There you have it. In what will surely be one of many candidates for Scariest Ruling of the Year, a judge will not allow a son to visit his mother if she smokes, despite the fact that the boy is perfectly healthy.

And it gets worse. The poor mother smokes only in the bathroom when her son visits. So unless you confuse secondhand smoke with nuclear fallout, the boy is obviously not adversely affected by any secondhand smoke. What, then, is this case really about? It is about using secondhand smoke as a weapon in a custody dispute. And it is about the consequences of the secondhand-smoke hysteria – a judge actually believes that secondhand smoke's risk to a person's health is so great that a child can be removed from a smoking parent's home.
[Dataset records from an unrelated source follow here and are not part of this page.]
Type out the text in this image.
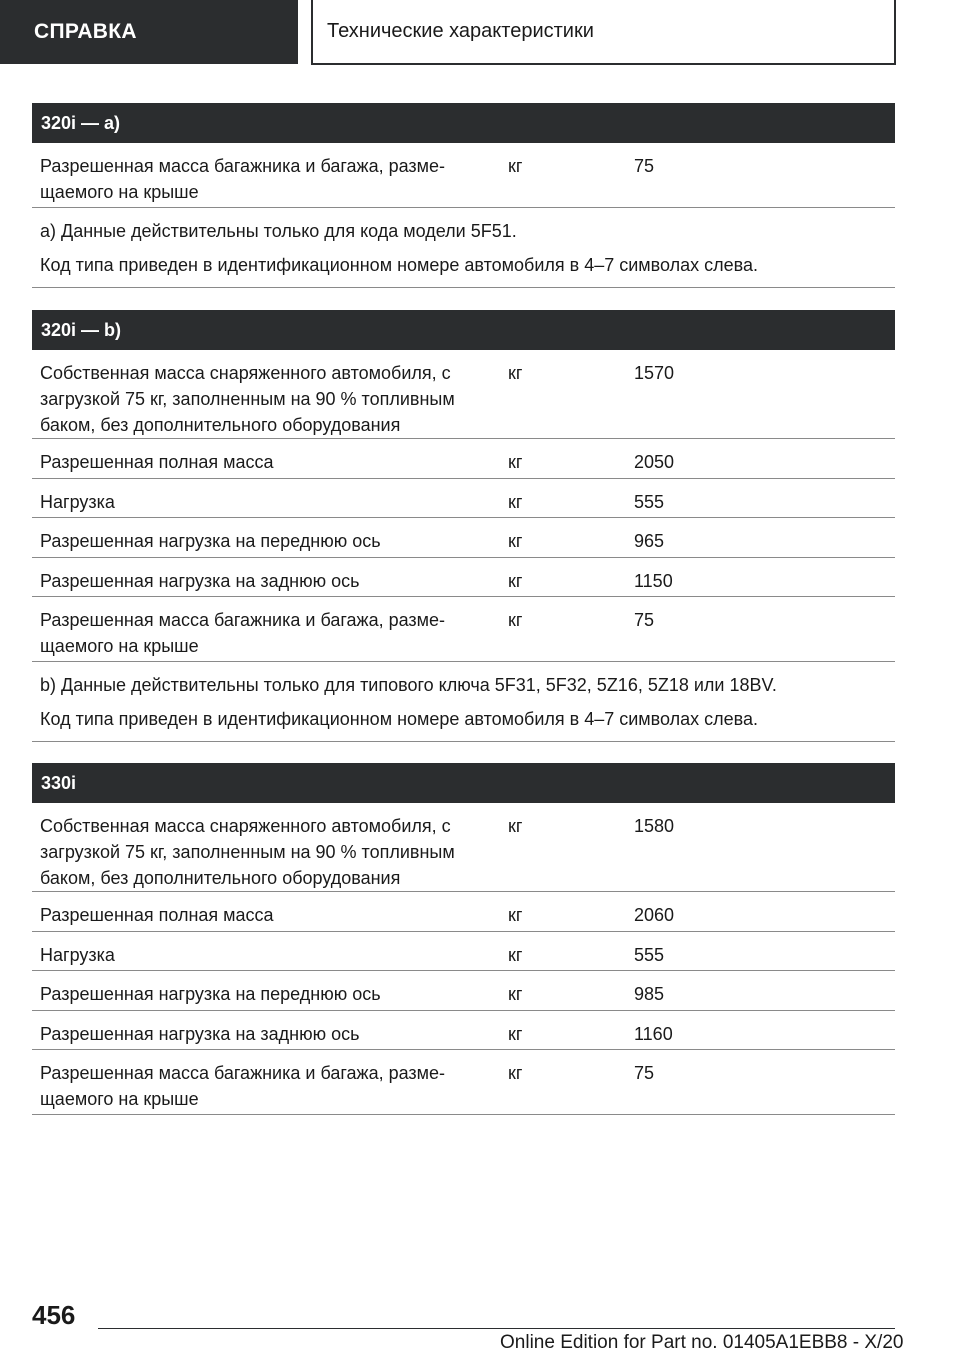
СПРАВКА	Технические характеристики
320i — a)
Разрешенная масса багажника и багажа, разме-
щаемого на крыше
кг	75

a) Данные действительны только для кода модели 5F51.

Код типа приведен в идентификационном номере автомобиля в 4–7 символах слева.

320i — b)
Собственная масса снаряженного автомобиля, с
загрузкой 75 кг, заполненным на 90 % топливным
баком, без дополнительного оборудования
кг	1570
Разрешенная полная масса	кг	2050
Нагрузка	кг	555
Разрешенная нагрузка на переднюю ось	кг	965
Разрешенная нагрузка на заднюю ось	кг	1150
Разрешенная масса багажника и багажа, разме-
щаемого на крыше
кг	75

b) Данные действительны только для типового ключа 5F31, 5F32, 5Z16, 5Z18 или 18BV.

Код типа приведен в идентификационном номере автомобиля в 4–7 символах слева.

330i
Собственная масса снаряженного автомобиля, с
загрузкой 75 кг, заполненным на 90 % топливным
баком, без дополнительного оборудования
кг	1580
Разрешенная полная масса	кг	2060
Нагрузка	кг	555
Разрешенная нагрузка на переднюю ось	кг	985
Разрешенная нагрузка на заднюю ось	кг	1160
Разрешенная масса багажника и багажа, разме-
щаемого на крыше
кг	75
456
Online Edition for Part no. 01405A1EBB8 - X/20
That a parent – in this case, the father – can use secondhand smoke as a means of depriving the other parent of custody rights should frighten even anti-smoking zealots. But, of course, it won't frighten them. Anti-smoking zealots see no greater moral good than stopping people from smoking. Hence they will celebrate, not fear, this unprecedented governmental intrusion into family life and subversion of parental authority.

On the other hand, those Americans not prone to hysteria about secondhand smoke should be quaking because of this imperious ruling.

By this judge's logic, courts may now judge as unfit any parent (not just one involved in a custody issue) simply on the basis of the health patterns he or she lives by. This may well mean, for example, that now that the government has declared obesity an even bigger killer than smoking, courts may assume the role of parens patriae if a parent serves desserts to an overweight child. If you think that is an absurd scenario, think again. There is no frontier that the combination of health hysteria, trial lawyers litigating for massive amounts of money and activist judges will not cross.

It's a good thing the men who saved Western civilization – Winston Churchill and Franklin D. Roosevelt – lived before the current anti-smoking hysteria. The former constantly smoked cigars, and the latter chain-smoked cigarettes. They would have fared rather poorly in Justice Julian's courtroom. On the other hand, the man who almost destroyed the West might have fared rather well. Adolph Hitler never touched tobacco and led the Nazi campaign against smoking – the most forceful ever waged. Until America's today.

Whatever you think about smoking, weep for the mother who cannot smoke in her own bathroom, lest her son be forbidden from staying with her. In fact, weep for America.